HIGH PRESSURE CORE SPRAY SYSTEM INOPERABLE DUE TO DEGRADED PUMP MOTOR AIR DEFLECTOR

The following information was provided by the licensee via facsimile (licensee text in quotes):

"At 0943 with Columbia Generating Station operating at 100% power the High Pressure Core Spray (HPCS) system was taken out of service for maintenance. During the maintenance activity, severe cracking and degradation was discovered on the upper air deflector of the HPCS pump motor. This component functions to direct air into the motor housing to provide cooling while the system is operating. A preliminary evaluation determined this represents a condition that at the time of discovery could have prevented fulfillment of the safety function of the HPCS system to mitigate the consequence of an accident and is reportable pursuant to 10 CFR 50.72(b)(3)(v)(D).
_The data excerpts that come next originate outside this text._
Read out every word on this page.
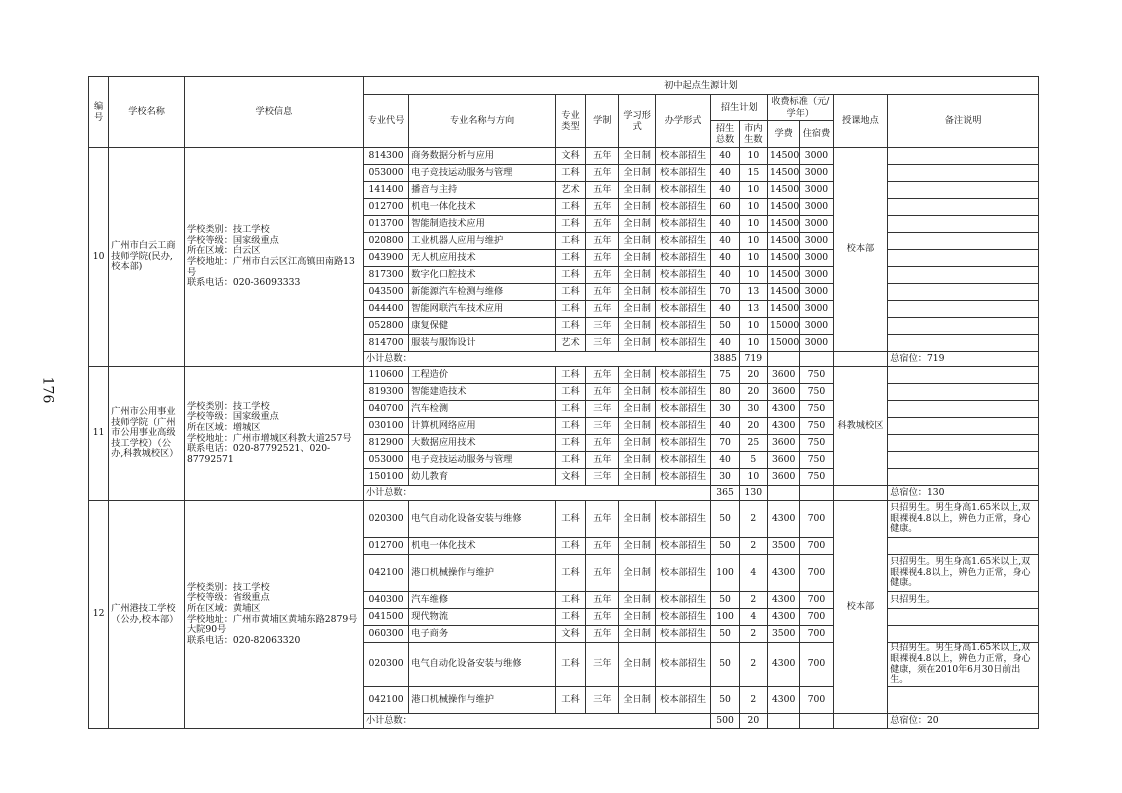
176
编号	学校名称	学校信息	初中起点生源计划											
			专业代号	专业名称与方向	专业类型	学制	学习形式	办学形式	招生计划		收费标准（元/学年）		授课地点	备注说明
									招生总数	市内生数	学费	住宿费		
10	广州市白云工商技师学院(民办,校本部)	学校类别：技工学校
学校等级：国家级重点
所在区域：白云区
学校地址：广州市白云区江高镇田南路13号
联系电话：020-36093333	814300	商务数据分析与应用	文科	五年	全日制	校本部招生	40	10	14500	3000	校本部	
			053000	电子竞技运动服务与管理	工科	五年	全日制	校本部招生	40	15	14500	3000		
			141400	播音与主持	艺术	五年	全日制	校本部招生	40	10	14500	3000		
			012700	机电一体化技术	工科	五年	全日制	校本部招生	60	10	14500	3000		
			013700	智能制造技术应用	工科	五年	全日制	校本部招生	40	10	14500	3000		
			020800	工业机器人应用与维护	工科	五年	全日制	校本部招生	40	10	14500	3000		
			043900	无人机应用技术	工科	五年	全日制	校本部招生	40	10	14500	3000		
			817300	数字化口腔技术	工科	五年	全日制	校本部招生	40	10	14500	3000		
			043500	新能源汽车检测与维修	工科	五年	全日制	校本部招生	70	13	14500	3000		
			044400	智能网联汽车技术应用	工科	五年	全日制	校本部招生	40	13	14500	3000		
			052800	康复保健	工科	三年	全日制	校本部招生	50	10	15000	3000		
			814700	服装与服饰设计	艺术	三年	全日制	校本部招生	40	10	15000	3000		
			小计总数：						3885	719				总宿位：719
11	广州市公用事业技师学院（广州市公用事业高级技工学校）（公办,科教城校区）	学校类别：技工学校
学校等级：国家级重点
所在区域：增城区
学校地址：广州市增城区科教大道257号
联系电话：020-87792521、020-87792571	110600	工程造价	工科	五年	全日制	校本部招生	75	20	3600	750	科教城校区	
			819300	智能建造技术	工科	五年	全日制	校本部招生	80	20	3600	750		
			040700	汽车检测	工科	三年	全日制	校本部招生	30	30	4300	750		
			030100	计算机网络应用	工科	三年	全日制	校本部招生	40	20	4300	750		
			812900	大数据应用技术	工科	五年	全日制	校本部招生	70	25	3600	750		
			053000	电子竞技运动服务与管理	工科	五年	全日制	校本部招生	40	5	3600	750		
			150100	幼儿教育	文科	三年	全日制	校本部招生	30	10	3600	750		
			小计总数：						365	130				总宿位：130
12	广州港技工学校（公办,校本部）	学校类别：技工学校
学校等级：省级重点
所在区域：黄埔区
学校地址：广州市黄埔区黄埔东路2879号大院90号
联系电话：020-82063320	020300	电气自动化设备安装与维修	工科	五年	全日制	校本部招生	50	2	4300	700	校本部	只招男生。男生身高1.65米以上,双眼裸视4.8以上，辨色力正常，身心健康。
			012700	机电一体化技术	工科	五年	全日制	校本部招生	50	2	3500	700		
			042100	港口机械操作与维护	工科	五年	全日制	校本部招生	100	4	4300	700		只招男生。男生身高1.65米以上,双眼裸视4.8以上，辨色力正常，身心健康。
			040300	汽车维修	工科	五年	全日制	校本部招生	50	2	4300	700		只招男生。
			041500	现代物流	工科	五年	全日制	校本部招生	100	4	4300	700		
			060300	电子商务	文科	五年	全日制	校本部招生	50	2	3500	700		
			020300	电气自动化设备安装与维修	工科	三年	全日制	校本部招生	50	2	4300	700		只招男生。男生身高1.65米以上,双眼裸视4.8以上，辨色力正常，身心健康，须在2010年6月30日前出生。
			042100	港口机械操作与维护	工科	三年	全日制	校本部招生	50	2	4300	700		
			小计总数：						500	20				总宿位：20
Upon discovery of this condition plant operators fulfilled the action required by Technical Specifications LCO 3.5.1 condition B to verify by administrative means that the Reactor Core Isolation Cooling (RCIC) system is operable and took action to restore the HPCS system to operable status within 14 days. No other systems were required to function in response to this event."

The licensee notified the NRC Resident Inspector.